Elected at last year’s annual meeting, Catherine Dulac was inducted into the National Academy of Sciences (NAS) at the Academy’s 153rd annual meeting this April. She is the Higgins Professor of Molecular and Cellular Biology and a Howard Hughes Medical Institute Investigator, and she served as Chair of the MCB department from 2007 to 2013. She is widely recognized for her innovative work exploring the molecular and neuronal basis of innate social behaviors in the mouse.
“Catherine Dulac has been a pioneer in the exciting new field of social neuroscience, which uses the tools of genetics, molecular biology and physiology to find out how the brain guides individuals’ interactions with each other,” explained MCB professor Joshua Sanes. “Her work on aggression, mating and parenting in mice is providing insights that will soon help us understand humans better.”
The NAS was established by an Act of Congress and signed into law by President Abraham Lincoln in 1863. “Scientists view election to the NAS as a great honor,” Professor Sanes said, “but the academy also serves the country. As a non-governmental body, it has both the expertise and the independence to provide all arms of government, and society as a whole, with guidance on the many scientific and technological issues we face.”
“I am extremely honored and humbled to join the National Academy of Science and its long list of inspiring, past and present, scientists,” Professor Dulac said. “This recognition would not have been possible without the hard work of the many terrific students and postdocs I had the great fortune of having in my lab, and I want to thank all present and former lab members for a really exciting scientific journey together.”
Professor Dulac’s group uses molecular, genetic and electrophysiological techniques to investigate the neuronal signals underlying pheromone signaling and how the brain processes those signals to generate species- and sex-specific behaviors. She also wants to understand the role of basic developmental processes, sensory experiences, genetics and epigenetics in establishing these behaviors. For that, she uses genome wide association studies and also investigates genomic imprinting in developing and adult mice. She believes this work ultimately has direct implications for understanding evolution and disease.

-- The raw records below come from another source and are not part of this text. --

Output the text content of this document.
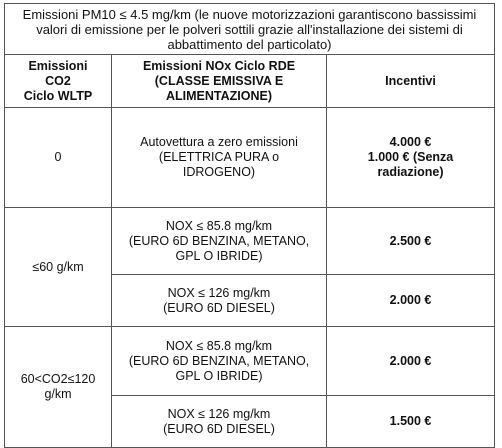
Emissioni PM10 ≤ 4.5 mg/km (le nuove motorizzazioni garantiscono bassissimi valori di emissione per le polveri sottili grazie all'installazione dei sistemi di abbattimento del particolato)		

Emissioni
CO2
Ciclo WLTP	Emissioni NOx Ciclo RDE
(CLASSE EMISSIVA E
ALIMENTAZIONE)	Incentivi
0	Autovettura a zero emissioni
(ELETTRICA PURA o
IDROGENO)	4.000 €
1.000 € (Senza
radiazione)

≤60 g/km	NOX ≤ 85.8 mg/km
(EURO 6D BENZINA, METANO,
GPL O IBRIDE)	2.500 €

	NOX ≤ 126 mg/km
(EURO 6D DIESEL)	2.000 €

60<CO2≤120
g/km	NOX ≤ 85.8 mg/km
(EURO 6D BENZINA, METANO,
GPL O IBRIDE)	2.000 €

	NOX ≤ 126 mg/km
(EURO 6D DIESEL)	1.500 €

“My colleagues and I are extremely proud of Catherine’s research accomplishments and her originality and creativity,” said Professor Alexander Schier, chair of the MCB department. “Even more impressively, she is not only an exceptional scientist but also a highly engaged member of the MCB community”. Professor Dulac has served as director of the MCO graduate program since 2008.
Professor Dulac earned her Ph.D. in developmental biology from the University of Paris in 1991. She worked with Nicole Le Douarin at the Institut d’Embryologie du Collège de France on the developmental mechanisms of neural crest cell differentiation, and, as a postdoctoral fellow with Richard Axel at Columbia University, identified the first candidate genes encoding mammalian pheromone receptors. She joined the Harvard faculty in 1996. She is a Fellow of the American Academy of Arts and Sciences and the French Academy of Sciences.